During weaving process the warp yarns are wound on a weavers beam in sheet form. Weft yarn may be wound on pirns and ring frame bobbins (in modern machines direct cross wound packages are supplied). If the weft is supplied in form of pirns it is termed as “rewound weft” and if supplied in form of ring frame bobbin than it is termed as “direct weft”. For better quality of fabric rewound weft is preferred.
Individual warp yarns are also known as “ends” and individual warp yarns are known as “picks” it’s also known as “filling yarns”.
Warp and weft are interlaced on a machine known as “loom”. So, loom is a machine to produce fabric from yarn. The loom may be power driven or hand driven. Power driven looms are known as “power looms” were as hand driven looms are known as “hand looms”.

Power looms can be further classified as follows:1. Non-automatic looms
2. Automatic looms
3. Shuttle less looms
A power loom without any attachment produce fancy fabric is known as plain power looms.

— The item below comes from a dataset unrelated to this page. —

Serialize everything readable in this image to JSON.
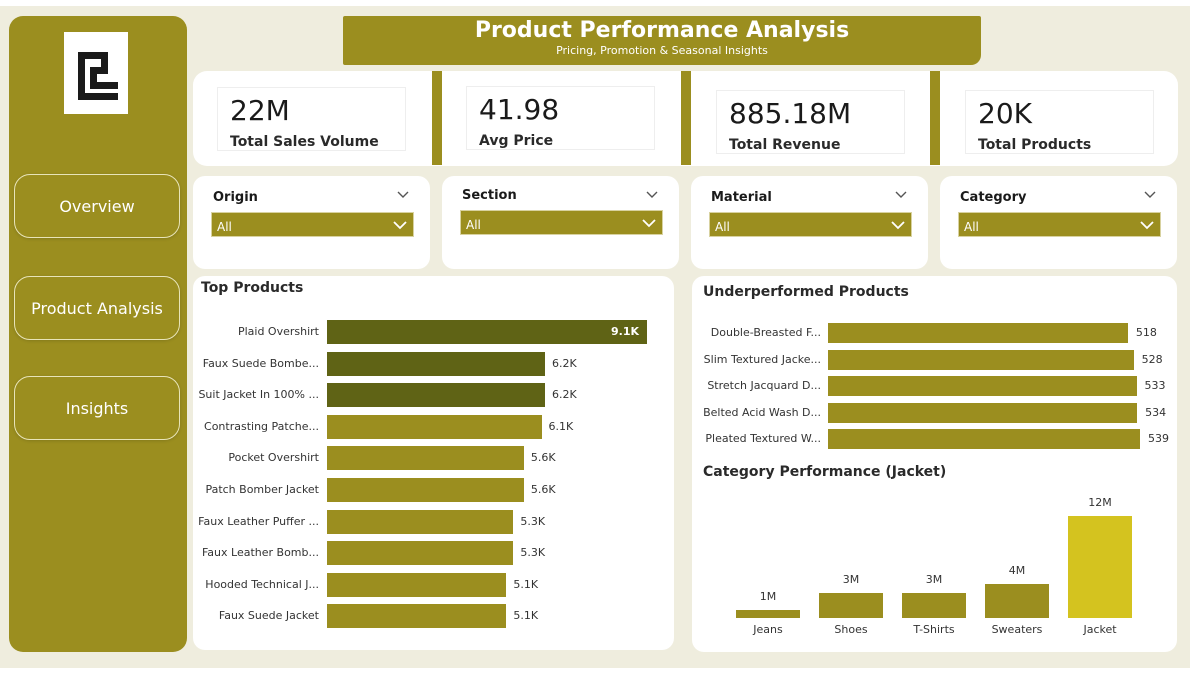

  •  Time line of power looms:
Edmund Cartwright built and patented a power loom in 1785, and it was this that was adopted by the nascent cotton industry in England. A silk loom was made by Jacques Vaucanson in 1745, which used the same ideas but it wasn’t developed further. The invention of the flying shuttle by John Kay had been critical to the development of a commercially successful power loom. Cartwright’s loom was impractical but the ideas were developed by numerous inventors in the Manchester area in England, where by 1818 there were 32 factories containing 5732 looms.
Horrocks loom was viable but it was the Roberts Loom in 1830 that marked the turning point. Before this time hand looms had outnumbered power looms. Incremental changes to the three motions continued to be made. The problems of sizing, stop-motions, consistent take-up and a temple to maintain the width remained. In 1841, Kenworthy and Bullough produced the Lancashire Loom which was self-acting or semi-automatic. This enables a 15-year-old spinner to run six looms at the same time. Incrementally, the Dickinson Loom, and then the Keighley born inventor Northrop working for Draper in Lowell produced the fully automatic Northrop Loom which recharged the shuttle when the pirn was empty. The Draper E and X model became the leading products from 1909 until they were challenged by the different characteristics of synthetic fibers such as rayon.
From 1942 the faster and more efficient shuttleless Sulzer Looms and the rapier looms were introduced. Modern industrial looms can weave at 2000 weft insertions per minute. Today, advances in technology have produced a variety of looms designed to maximize production for specific types of material. The most common of these are air-jet looms and water-jet looms.